EMU enlargement: Lithuania - looking forward to a no-no ?
George Parker and Ralph Atkins in FT (13/06/2006, “Lithuania set to become victim of tough EU single currency stance”) confirm the determination of the Baltic State to join the single currency – its central bank is expected to apply for euro membership amid warnings that its application will be rejected. Joaquim Alumnia the EU monetary affairs commissioner warned against the “unpleasantness” of getting a negative answer.
Lithuania aims at joining the Euro together with Slovenia on the 1st of May, but higher inflation expected at the end of the year would breach the benchmark MC levels.
The authors justly underline the fact that the sharp contrast of the scrutiny the Baltic States are subject to with the politically fueled rush that at the wake of the formation of the common currency at the beginning of the 1990s.

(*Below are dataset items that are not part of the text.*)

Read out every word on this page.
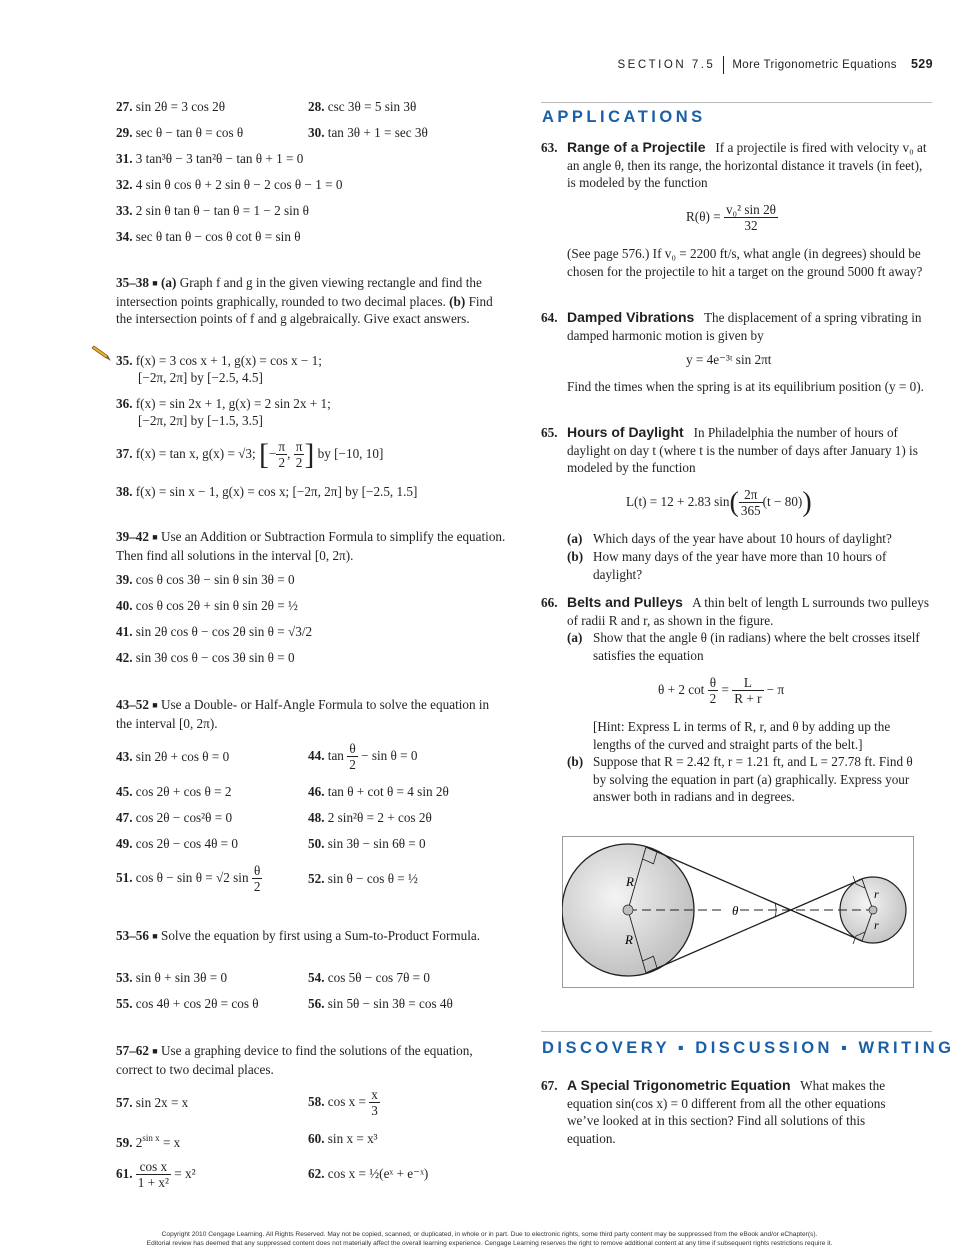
SECTION 7.5 More Trigonometric Equations 529
27. sin 2θ = 3 cos 2θ	28. csc 3θ = 5 sin 3θ
29. sec θ − tan θ = cos θ	30. tan 3θ + 1 = sec 3θ
31. 3 tan³θ − 3 tan²θ − tan θ + 1 = 0
32. 4 sin θ cos θ + 2 sin θ − 2 cos θ − 1 = 0
33. 2 sin θ tan θ − tan θ = 1 − 2 sin θ
34. sec θ tan θ − cos θ cot θ = sin θ
35–38 ■ (a) Graph f and g in the given viewing rectangle and find the intersection points graphically, rounded to two decimal places. (b) Find the intersection points of f and g algebraically. Give exact answers.
35. f(x) = 3 cos x + 1, g(x) = cos x − 1;
[−2π, 2π] by [−2.5, 4.5]
36. f(x) = sin 2x + 1, g(x) = 2 sin 2x + 1;
[−2π, 2π] by [−1.5, 3.5]
37. f(x) = tan x, g(x) = √3; [− $\frac{\pi}{2}$ , $\frac{\pi}{2}$ ] by [−10, 10]
38. f(x) = sin x − 1, g(x) = cos x; [−2π, 2π] by [−2.5, 1.5]
39–42 ■ Use an Addition or Subtraction Formula to simplify the equation. Then find all solutions in the interval [0, 2π).
39. cos θ cos 3θ − sin θ sin 3θ = 0
40. cos θ cos 2θ + sin θ sin 2θ = ½
41. sin 2θ cos θ − cos 2θ sin θ = √3/2
42. sin 3θ cos θ − cos 3θ sin θ = 0
43–52 ■ Use a Double- or Half-Angle Formula to solve the equation in the interval [0, 2π).
43. sin 2θ + cos θ = 0	44. $\tan \frac{\theta}{2} - \sin \theta = 0$
45. cos 2θ + cos θ = 2	46. tan θ + cot θ = 4 sin 2θ
47. cos 2θ − cos²θ = 0	48. 2 sin²θ = 2 + cos 2θ
49. cos 2θ − cos 4θ = 0	50. sin 3θ − sin 6θ = 0
51. cos θ − sin θ = √2 $\sin \frac{\theta}{2}$	52. sin θ − cos θ = ½
53–56 ■ Solve the equation by first using a Sum-to-Product Formula.
53. sin θ + sin 3θ = 0	54. cos 5θ − cos 7θ = 0
55. cos 4θ + cos 2θ = cos θ	56. sin 5θ − sin 3θ = cos 4θ
57–62 ■ Use a graphing device to find the solutions of the equation, correct to two decimal places.
57. sin 2x = x	58. $\cos x = \frac{x}{3}$
59. $2^{sin x} = x$	60. sin x = x³
61. $\frac{\text{cos x}}{\text{1 + x²}} = x^2$	62. cos x = ½(eˣ + e⁻ˣ)
APPLICATIONS
63. Range of a Projectile If a projectile is fired with velocity v₀ at an angle θ, then its range, the horizontal distance it travels (in feet), is modeled by the function
$R(\theta) = \frac{\text{v₀² sin 2θ}}{32}$
(See page 576.) If v₀ = 2200 ft/s, what angle (in degrees) should be chosen for the projectile to hit a target on the ground 5000 ft away?
64. Damped Vibrations The displacement of a spring vibrating in damped harmonic motion is given by
y = 4e⁻³ᵗ sin 2πt
Find the times when the spring is at its equilibrium position (y = 0).
65. Hours of Daylight In Philadelphia the number of hours of daylight on day t (where t is the number of days after January 1) is modeled by the function
L(t) = 12 + 2.83 $\sin( \frac{2\pi}{365} (t - 80))$
(a) Which days of the year have about 10 hours of daylight?
(b) How many days of the year have more than 10 hours of daylight?
66. Belts and Pulleys A thin belt of length L surrounds two pulleys of radii R and r, as shown in the figure.
(a) Show that the angle θ (in radians) where the belt crosses itself satisfies the equation
θ + 2 $\cot \frac{\theta}{2} = \frac{L}{R + r} - \pi$
[Hint: Express L in terms of R, r, and θ by adding up the lengths of the curved and straight parts of the belt.]
(b) Suppose that R = 2.42 ft, r = 1.21 ft, and L = 27.78 ft. Find θ by solving the equation in part (a) graphically. Express your answer both in radians and in degrees.
θ
R
R
r
r
DISCOVERY ▪ DISCUSSION ▪ WRITING
67. A Special Trigonometric Equation What makes the equation sin(cos x) = 0 different from all the other equations we’ve looked at in this section? Find all solutions of this equation.
Copyright 2010 Cengage Learning. All Rights Reserved. May not be copied, scanned, or duplicated, in whole or in part. Due to electronic rights, some third party content may be suppressed from the eBook and/or eChapter(s).
Editorial review has deemed that any suppressed content does not materially affect the overall learning experience. Cengage Learning reserves the right to remove additional content at any time if subsequent rights restrictions require it.
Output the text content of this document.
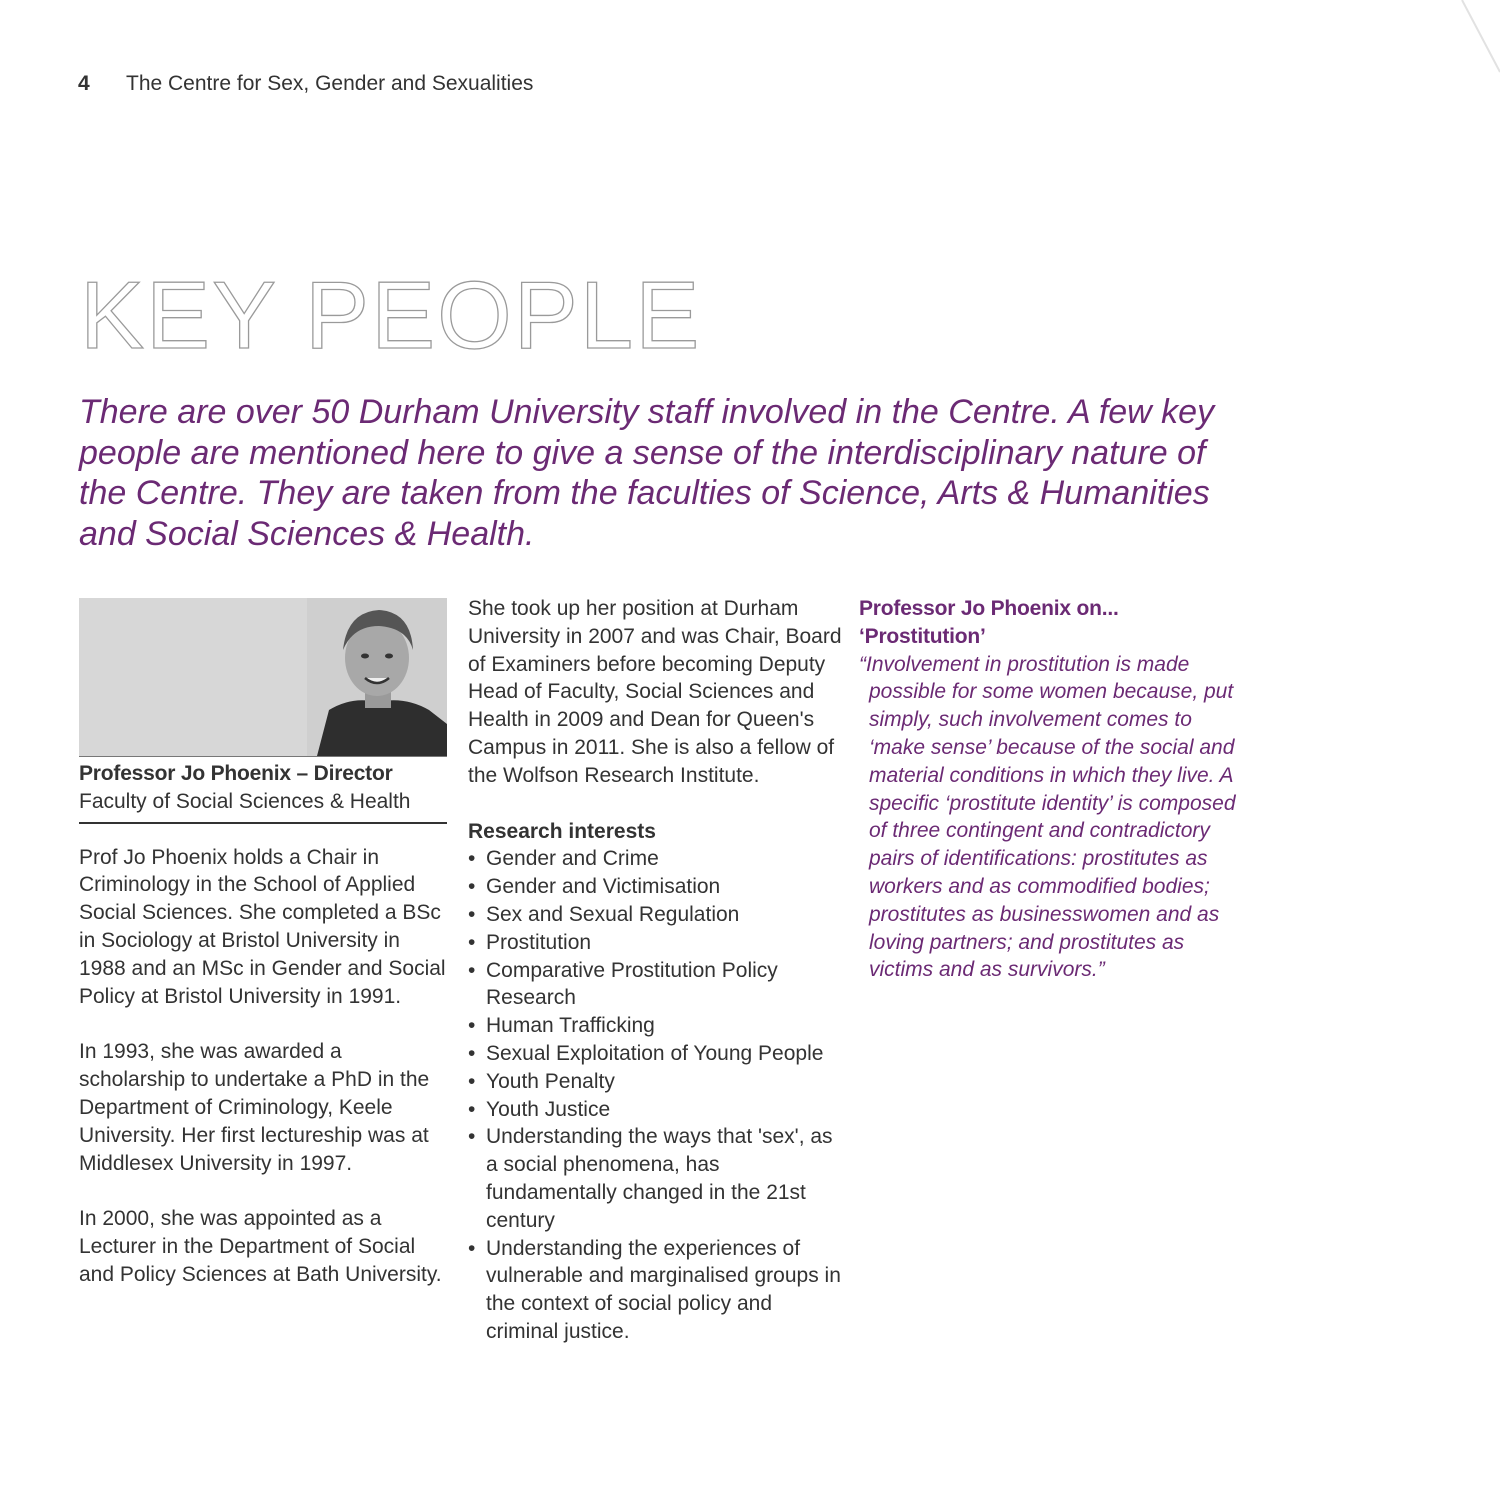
4 The Centre for Sex, Gender and Sexualities
KEY PEOPLE
There are over 50 Durham University staff involved in the Centre. A few key people are mentioned here to give a sense of the interdisciplinary nature of the Centre. They are taken from the faculties of Science, Arts & Humanities and Social Sciences & Health.
Professor Jo Phoenix – Director
Faculty of Social Sciences & Health

Prof Jo Phoenix holds a Chair in Criminology in the School of Applied Social Sciences. She completed a BSc in Sociology at Bristol University in 1988 and an MSc in Gender and Social Policy at Bristol University in 1991.

In 1993, she was awarded a scholarship to undertake a PhD in the Department of Criminology, Keele University. Her first lectureship was at Middlesex University in 1997.

In 2000, she was appointed as a Lecturer in the Department of Social and Policy Sciences at Bath University.

She took up her position at Durham University in 2007 and was Chair, Board of Examiners before becoming Deputy Head of Faculty, Social Sciences and Health in 2009 and Dean for Queen's Campus in 2011. She is also a fellow of the Wolfson Research Institute.

Research interests
• Gender and Crime
• Gender and Victimisation
• Sex and Sexual Regulation
• Prostitution
• Comparative Prostitution Policy Research
• Human Trafficking
• Sexual Exploitation of Young People
• Youth Penalty
• Youth Justice
• Understanding the ways that 'sex', as a social phenomena, has fundamentally changed in the 21st century
• Understanding the experiences of vulnerable and marginalised groups in the context of social policy and criminal justice.
Professor Jo Phoenix on... ‘Prostitution’
“Involvement in prostitution is made possible for some women because, put simply, such involvement comes to ‘make sense’ because of the social and material conditions in which they live. A specific ‘prostitute identity’ is composed of three contingent and contradictory pairs of identifications: prostitutes as workers and as commodified bodies; prostitutes as businesswomen and as loving partners; and prostitutes as victims and as survivors.”
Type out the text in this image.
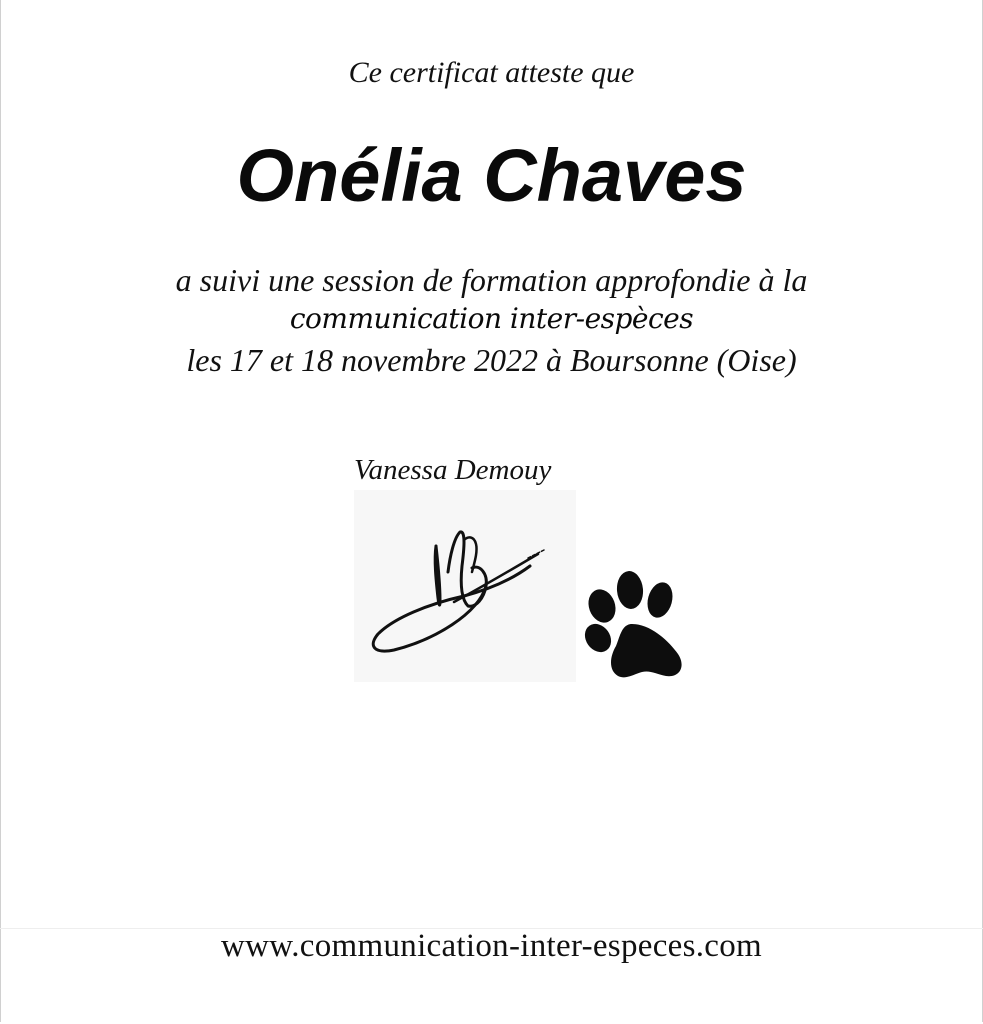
Ce certificat atteste que
Onélia Chaves
a suivi une session de formation approfondie à la
communication inter-espèces
les 17 et 18 novembre 2022 à Boursonne (Oise)
Vanessa Demouy
www.communication-inter-especes.com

They also quote Bruegel, a Brussels think-tank that claims the undervaluation of the adverse side of “premature” EMU entry, allegedly the case of Italy and Portugal, and the loss of the possibility to devalue currency as a response to shocks may be problematic in the case of rapidly growing Baltics. Needless to say, the currency board experience of Lithuania shows it does not tend to rely on the devaluation tool. Moreover, there is not much evidence that the Lithuanian currency is undervalued at the moment - the CA is in deficit, mainly due to rising imports of services.
If due to rapid growth the real exchange rate (RER) appreciated and was to adjust because of mounting pressures we must compare the effects of a sudden devaluation of the currency with nominal price and wage adjustments, be it inside or outside the euro. On the other hand, as the Baltics claim, their CA deficits are in large part due to FDI inflows, and once the effect of such investments kick in, exports should rise and close this gap. Moreover, as visible in Charts 7 and 8 of the report by Alan Ahearne and Jean Pisani-Ferry (The Euro: only for the agile ) the cumulative RER appreciation is lower in the Baltics than in most NMS – being a source of the recent inflation.
Whether Lithuania is trying to signal its commitment, hoping for luck, be it in lower-than-expected inflation or in putting some pressure on loosening of the EC stance, that is a different question, though betting against an explicit rejection may turn out costly – unless one is willing to go as far as to adopt the euro unilaterally.